Early in the three-day long LEAN “workout,” the excitement over possible fixes to improve the Day Campus’s scholarship process was evident among the event’s participants. But Colleen Brown, a LEAN champion on the case, was there to remind everyone that before fixes can be made, the process itself has to be figured out.

“We want a long-term fix, not a temporary fix or a Band-Aid,” said Mara Roberts, assistant dean for Academic Affairs and LEAN executive member.

Finding that long-term fix requires departments to work together on how best to amend the process. This workout, which took place from Oct. 23 to 25, was the first since the implementation of LEAN, an institutional effectiveness initiative designed to improve processes in the college.

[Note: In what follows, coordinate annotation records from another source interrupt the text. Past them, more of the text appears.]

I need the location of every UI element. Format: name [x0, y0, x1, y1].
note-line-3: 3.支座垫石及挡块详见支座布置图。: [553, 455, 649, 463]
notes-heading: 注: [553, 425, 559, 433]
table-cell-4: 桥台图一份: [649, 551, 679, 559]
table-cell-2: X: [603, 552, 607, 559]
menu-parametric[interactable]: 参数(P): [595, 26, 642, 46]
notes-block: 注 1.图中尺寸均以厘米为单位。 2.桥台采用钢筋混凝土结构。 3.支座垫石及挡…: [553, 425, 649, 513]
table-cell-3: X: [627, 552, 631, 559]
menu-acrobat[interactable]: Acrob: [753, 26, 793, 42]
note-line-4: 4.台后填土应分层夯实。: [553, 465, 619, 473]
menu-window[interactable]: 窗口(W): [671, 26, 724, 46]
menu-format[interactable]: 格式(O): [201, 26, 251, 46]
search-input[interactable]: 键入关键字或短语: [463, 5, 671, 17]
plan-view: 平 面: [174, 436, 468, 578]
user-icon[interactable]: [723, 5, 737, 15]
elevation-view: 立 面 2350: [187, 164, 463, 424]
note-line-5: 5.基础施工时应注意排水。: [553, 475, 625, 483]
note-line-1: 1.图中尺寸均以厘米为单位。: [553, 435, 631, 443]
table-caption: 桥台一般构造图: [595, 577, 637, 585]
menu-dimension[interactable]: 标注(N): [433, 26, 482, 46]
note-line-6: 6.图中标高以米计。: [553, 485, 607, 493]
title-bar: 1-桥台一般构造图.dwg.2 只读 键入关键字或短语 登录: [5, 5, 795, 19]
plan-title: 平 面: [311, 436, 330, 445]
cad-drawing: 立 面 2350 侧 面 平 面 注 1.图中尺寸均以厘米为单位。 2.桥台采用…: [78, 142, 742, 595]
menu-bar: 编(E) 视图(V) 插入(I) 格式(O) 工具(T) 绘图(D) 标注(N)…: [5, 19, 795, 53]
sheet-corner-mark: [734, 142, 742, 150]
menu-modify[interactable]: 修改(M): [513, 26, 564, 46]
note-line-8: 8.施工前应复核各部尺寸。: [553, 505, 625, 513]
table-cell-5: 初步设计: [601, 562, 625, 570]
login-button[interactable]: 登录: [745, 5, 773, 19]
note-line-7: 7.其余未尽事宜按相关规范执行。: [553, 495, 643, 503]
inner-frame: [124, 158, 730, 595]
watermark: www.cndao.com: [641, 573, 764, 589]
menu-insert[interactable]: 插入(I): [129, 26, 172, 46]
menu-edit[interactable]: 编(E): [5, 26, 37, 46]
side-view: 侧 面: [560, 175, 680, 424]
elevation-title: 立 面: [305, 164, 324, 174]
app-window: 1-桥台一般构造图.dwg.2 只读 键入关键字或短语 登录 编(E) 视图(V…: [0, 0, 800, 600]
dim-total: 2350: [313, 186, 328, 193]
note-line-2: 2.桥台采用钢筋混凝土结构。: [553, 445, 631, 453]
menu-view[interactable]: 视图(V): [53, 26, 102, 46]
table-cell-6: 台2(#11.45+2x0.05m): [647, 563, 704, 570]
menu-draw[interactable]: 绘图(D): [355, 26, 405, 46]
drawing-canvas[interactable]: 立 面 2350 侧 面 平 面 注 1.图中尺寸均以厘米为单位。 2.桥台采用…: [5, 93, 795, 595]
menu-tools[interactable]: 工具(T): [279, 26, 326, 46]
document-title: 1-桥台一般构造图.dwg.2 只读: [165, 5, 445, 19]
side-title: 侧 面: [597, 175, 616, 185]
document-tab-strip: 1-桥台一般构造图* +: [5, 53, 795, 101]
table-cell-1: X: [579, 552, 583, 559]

Led by Dick See, a LEAN trainer from University of Iowa; Allen Schelp, primary champion; and Brown and Doug Baker, secondary champions, the workout consisted of participants from Admissions, Financial Aid and Development who are directly affected by the process. One of the most important concepts of LEAN is that those in the workflow are part of the improvement discussion.

“The process touches multiple departments,” Roberts said. “This helps all departments fix the process together.”

Brown agrees: “It brings together the stakeholders,” she said.

This first workout came about because of three compelling reasons: 1) Students who might be eligible for scholarships get missed, which might prevent them from attending Columbia College. 2) Massive amounts of time are consumed from the departments because of manual processes. 3) The college owns software applications that should be used to their fullest capacity.

Members of the workout wanted to change the way scholarships are processed to be less manual and more automatic, provide better methods to identify eligible students and offer a better method to communicate information between the two departments and monitor how much money is left to award.

This conversation works to solve pain points that the departments have experienced, and it also provides a great value to the college’s students.

“It’s making the process more effective and efficient,” See said. He was on hand for the first workout to help facilitate the procedure.